Though I'm not sure if this presentation is always intentional, or if in some cases it's just due to some lackluster art and page construction. Which brings me swiftly to my next point lol
The art is not at all comparable to traditional manga art and probably not for everybody.
I think it's biggest strong points are in the imaginative illustration of the environment and background panels. You can tell the mangaka created this with a lot of passion and creative juice. His drawings aren't the greatest, though.
Movement isn't conveyed very well, gravely hurting the fight and action scenes, and I think the panel layout is a bit odd sometimes, throwing the readers eyes off from their tracks. Page structure in general is a bit of an issue here.
Also a little tip for anybody planning to read this: Despite being labeled as a manga, it's actually read from left to right, like a western comic. Kinda threw me off in the beginning lol
This aspect is really the meat and potatoes of the whole thing.
The 2 main characters are unique and the driving forces for the story. Both present distinctly different looks at their environment, but work best when they're together (hence the names Black & White).

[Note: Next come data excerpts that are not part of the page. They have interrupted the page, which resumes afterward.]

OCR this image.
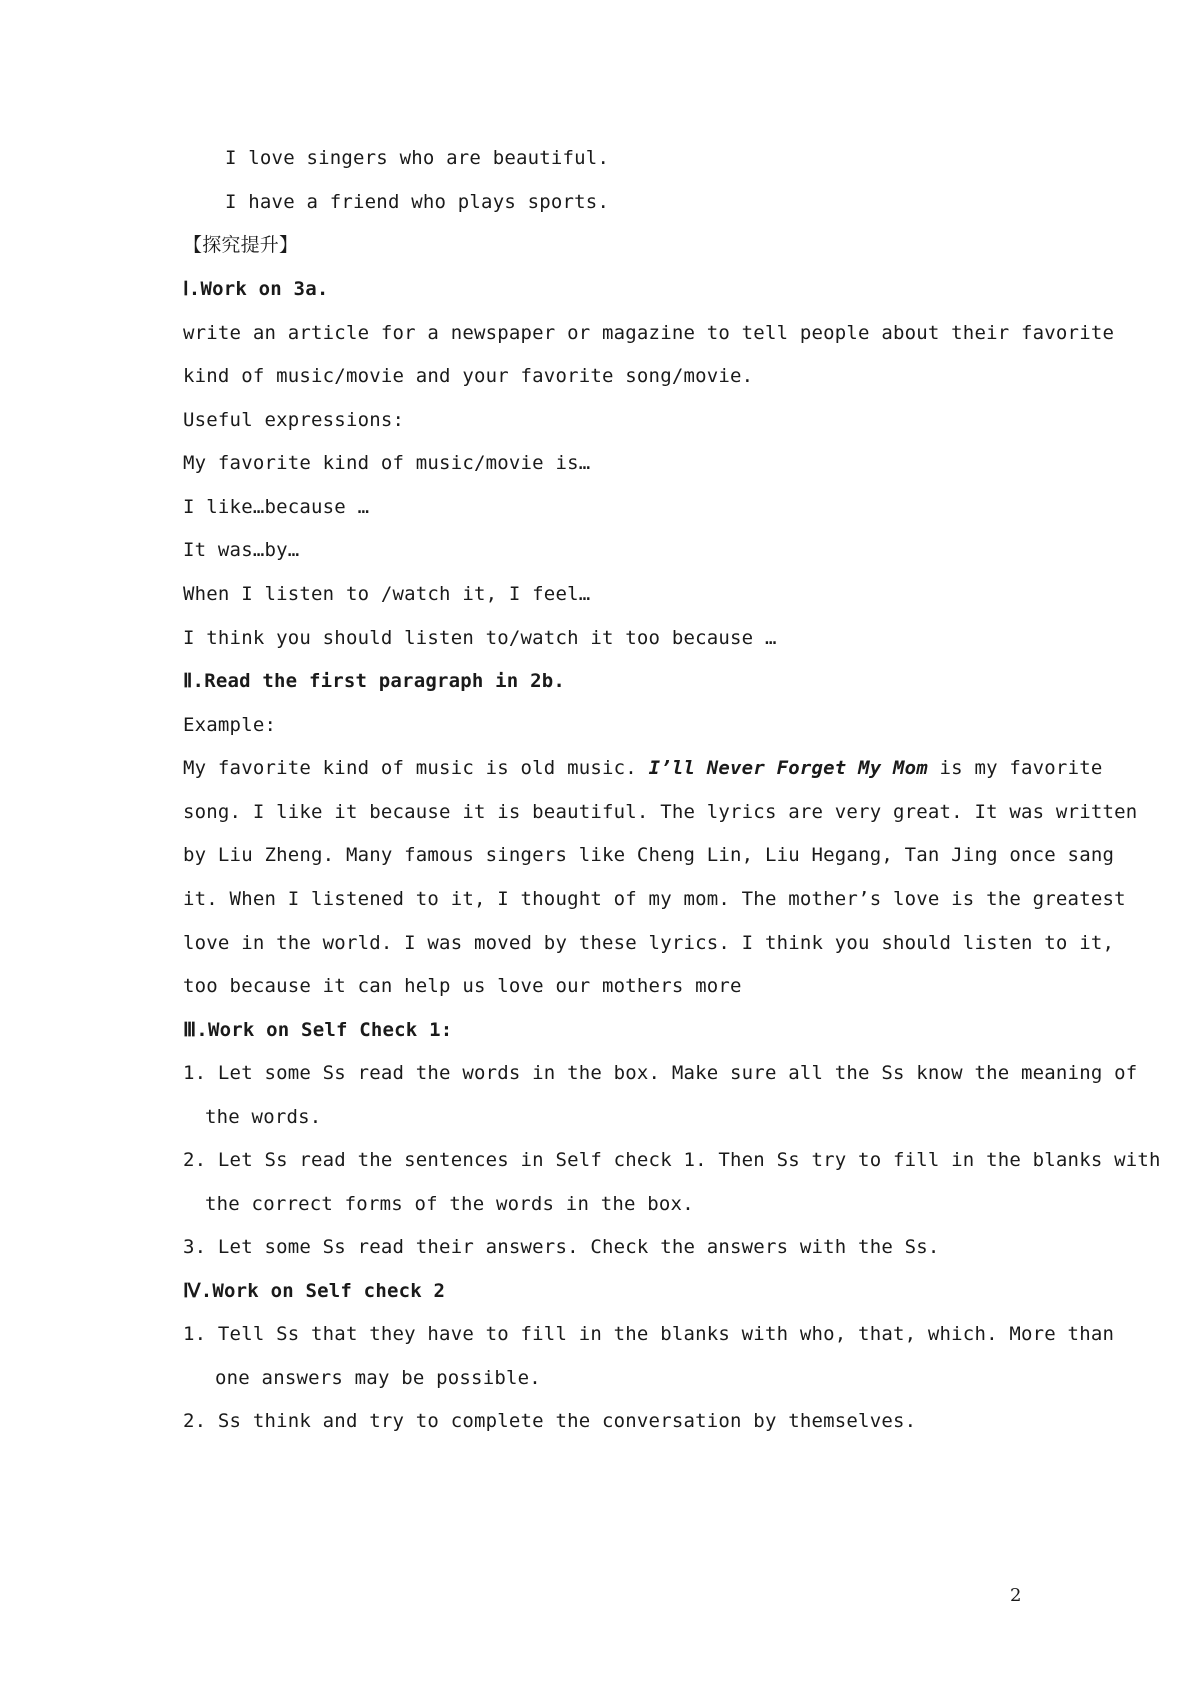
I love singers who are beautiful.
I have a friend who plays sports.
【探究提升】
Ⅰ.Work on 3a.
write an article for a newspaper or magazine to tell people about their favorite
kind of music/movie and your favorite song/movie.
Useful expressions:
My favorite kind of music/movie is…
I like…because …
It was…by…
When I listen to /watch it, I feel…
I think you should listen to/watch it too because …
Ⅱ.Read the first paragraph in 2b.
Example:
My favorite kind of music is old music. I’ll Never Forget My Mom is my favorite
song. I like it because it is beautiful. The lyrics are very great. It was written
by Liu Zheng. Many famous singers like Cheng Lin, Liu Hegang, Tan Jing once sang
it. When I listened to it, I thought of my mom. The mother’s love is the greatest
love in the world. I was moved by these lyrics. I think you should listen to it,
too because it can help us love our mothers more
Ⅲ.Work on Self Check 1:
1. Let some Ss read the words in the box. Make sure all the Ss know the meaning of
the words.
2. Let Ss read the sentences in Self check 1. Then Ss try to fill in the blanks with
the correct forms of the words in the box.
3. Let some Ss read their answers. Check the answers with the Ss.
Ⅳ.Work on Self check 2
1. Tell Ss that they have to fill in the blanks with who, that, which. More than
one answers may be possible.
2. Ss think and try to complete the conversation by themselves.
2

The most important secondary character is the city itself, Treasure Town. Black claims it like a property (often calling it "MY city"), while White is often referred to as the "soul" of the city and his seemingly supernatural abilities are strongly linked to it. It's a fascinating and weird town, yet still has a cohesive internal logic to it that let's even the weirdest parts be believable. It's my favorite part of the story and arguably the most fleshed out "character". Essentially everything in the story revolves around the city's impact on the characters and how they react to it.
The rest of the supporting cast is small, but mostly well grounded. They really only appear either speaking with/about Black & White or making refernces to the changes of the city, which I suppose is kind of the point (and part of what makes me list the city as a a character).
Tekkon Kinkreet isn't really for everybody, but has the potential to really hit home strongly for some people. It's character driven and I love the presentation of the setting. The art is an acquired taste, so to speak.
I have not seen the animated movie yet, but plan on doing so. Since most of what made me knock this down to a 6-rating relates to aspects that I believe video animation can "fix" easily, I'm expecting to like that version a lot more.
So don't mistake the rating as a non-recommendation, I most definitely recommend you giving this story a chance!